Le zanne appuntite si sarebbero affossate nella sua giugulare, stringendo-stringendo sempre più forte la mandibola.
Avrebbe voluto assaporare la sua carne, il suo dolore, il suo senso di impotenza, e la sua paura di morire.
Lacerargli i legamenti, i muscoli, fino a frantumargli le ossa e spezzargli il collo.
Lontano da tutti, lontano dagli occhi dei Mickalov.
 
Era giunta alla cima della scala, e varcò qualche metro ancora.
Solo quando raggiunse quella porta, la spalancò.
« Oh, cielo… »
L’olfatto sviluppato aveva colto quell’inconfondibile odore forte che regnava spesso al Maniero.
Il sangue aveva dipinto le pareti di quella stanza. Di sangue si erano impregnate le candide lenzuola.

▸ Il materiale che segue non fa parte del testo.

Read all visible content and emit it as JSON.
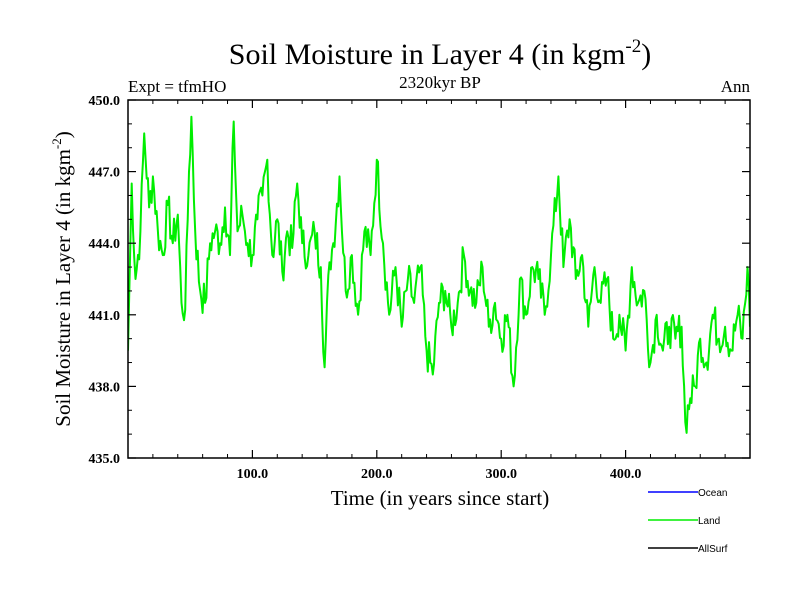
{
  "chart_data": {
    "type": "line",
    "title": "Soil Moisture in Layer 4 (in kgm",
    "title_sup": "-2",
    "title_close": ")",
    "subtitle_left": "Expt = tfmHO",
    "subtitle_center": "2320kyr BP",
    "subtitle_right": "Ann",
    "xlabel": "Time (in years since start)",
    "ylabel": "Soil Moisture in Layer 4 (in kgm",
    "ylabel_sup": "-2",
    "ylabel_close": ")",
    "xlim": [
      0,
      500
    ],
    "ylim": [
      435.0,
      450.0
    ],
    "xticks": [
      100,
      200,
      300,
      400
    ],
    "xtick_labels": [
      "100.0",
      "200.0",
      "300.0",
      "400.0"
    ],
    "yticks": [
      435,
      438,
      441,
      444,
      447,
      450
    ],
    "ytick_labels": [
      "435.0",
      "438.0",
      "441.0",
      "444.0",
      "447.0",
      "450.0"
    ],
    "legend": [
      {
        "name": "Ocean",
        "color": "#0000ff"
      },
      {
        "name": "Land",
        "color": "#00ee00"
      },
      {
        "name": "AllSurf",
        "color": "#000000"
      }
    ],
    "series": [
      {
        "name": "Land",
        "color": "#00ee00",
        "anchors": [
          [
            0,
            439.5
          ],
          [
            3,
            446.5
          ],
          [
            6,
            442.5
          ],
          [
            10,
            444.5
          ],
          [
            13,
            448.6
          ],
          [
            17,
            445.5
          ],
          [
            20,
            446.8
          ],
          [
            24,
            444.5
          ],
          [
            28,
            443.5
          ],
          [
            32,
            445.6
          ],
          [
            36,
            444.0
          ],
          [
            40,
            445.2
          ],
          [
            43,
            441.5
          ],
          [
            46,
            441.2
          ],
          [
            49,
            447.0
          ],
          [
            51,
            449.3
          ],
          [
            54,
            444.5
          ],
          [
            58,
            442.0
          ],
          [
            62,
            441.5
          ],
          [
            66,
            444.0
          ],
          [
            70,
            444.5
          ],
          [
            74,
            444.0
          ],
          [
            78,
            445.5
          ],
          [
            82,
            443.5
          ],
          [
            85,
            449.1
          ],
          [
            88,
            444.5
          ],
          [
            92,
            445.2
          ],
          [
            96,
            444.0
          ],
          [
            100,
            443.5
          ],
          [
            104,
            445.0
          ],
          [
            108,
            446.0
          ],
          [
            112,
            447.5
          ],
          [
            116,
            443.5
          ],
          [
            120,
            445.0
          ],
          [
            124,
            442.8
          ],
          [
            128,
            444.5
          ],
          [
            132,
            443.8
          ],
          [
            136,
            446.5
          ],
          [
            140,
            444.0
          ],
          [
            145,
            443.5
          ],
          [
            150,
            444.5
          ],
          [
            155,
            443.0
          ],
          [
            158,
            438.8
          ],
          [
            162,
            443.2
          ],
          [
            165,
            444.0
          ],
          [
            170,
            446.8
          ],
          [
            175,
            442.0
          ],
          [
            180,
            443.5
          ],
          [
            185,
            441.0
          ],
          [
            190,
            444.5
          ],
          [
            195,
            443.5
          ],
          [
            200,
            447.5
          ],
          [
            205,
            444.0
          ],
          [
            210,
            441.0
          ],
          [
            215,
            443.0
          ],
          [
            220,
            440.5
          ],
          [
            225,
            442.5
          ],
          [
            230,
            441.5
          ],
          [
            235,
            443.0
          ],
          [
            240,
            439.5
          ],
          [
            245,
            438.5
          ],
          [
            250,
            441.5
          ],
          [
            255,
            442.0
          ],
          [
            260,
            440.5
          ],
          [
            265,
            441.5
          ],
          [
            270,
            443.5
          ],
          [
            275,
            442.0
          ],
          [
            280,
            441.5
          ],
          [
            285,
            443.0
          ],
          [
            290,
            440.5
          ],
          [
            295,
            441.5
          ],
          [
            300,
            440.0
          ],
          [
            305,
            441.0
          ],
          [
            310,
            438.0
          ],
          [
            315,
            442.5
          ],
          [
            320,
            441.0
          ],
          [
            325,
            443.0
          ],
          [
            330,
            442.5
          ],
          [
            335,
            441.0
          ],
          [
            340,
            443.5
          ],
          [
            346,
            446.8
          ],
          [
            350,
            443.0
          ],
          [
            355,
            445.0
          ],
          [
            360,
            442.5
          ],
          [
            365,
            443.5
          ],
          [
            370,
            440.5
          ],
          [
            375,
            443.0
          ],
          [
            380,
            441.5
          ],
          [
            385,
            442.5
          ],
          [
            390,
            440.0
          ],
          [
            395,
            441.0
          ],
          [
            400,
            439.5
          ],
          [
            405,
            443.0
          ],
          [
            410,
            441.5
          ],
          [
            415,
            442.0
          ],
          [
            420,
            439.0
          ],
          [
            425,
            441.0
          ],
          [
            430,
            439.5
          ],
          [
            435,
            440.5
          ],
          [
            440,
            440.0
          ],
          [
            445,
            440.5
          ],
          [
            448,
            436.5
          ],
          [
            452,
            437.5
          ],
          [
            456,
            438.0
          ],
          [
            460,
            440.0
          ],
          [
            465,
            439.0
          ],
          [
            470,
            441.0
          ],
          [
            475,
            440.0
          ],
          [
            480,
            440.5
          ],
          [
            485,
            439.5
          ],
          [
            490,
            441.0
          ],
          [
            494,
            440.0
          ],
          [
            498,
            443.0
          ],
          [
            500,
            440.5
          ]
        ]
      }
    ]
  }
}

Una domestica era accasciata sul letto, con gli occhi rivoltati all’indietro e la bocca schiusa. Tra le vesti strappate si potevano vedere i segni della fame.
L’altra tremava e respirava rumorosamente, nascosta dietro quello che era stato uno specchio, presa dallo spavento.
La finestra era aperta.
Le tende si muovevano vive, come dei fantasmi.
E lo sguardo cremisi di Eva si posò lì, non prestando ascolto alle parole di quella poveretta, che le voleva spiegare l’accaduto.
« Ti verrò a cercare, Signora Solitudine. »
Aggiunse, prima di abbandonarsi a un sospiro, quasi rassegnata.
E il temporale fu preceduto da un lampo, quando Eva lasciò la stanza, chiudendosi la porta alle spalle.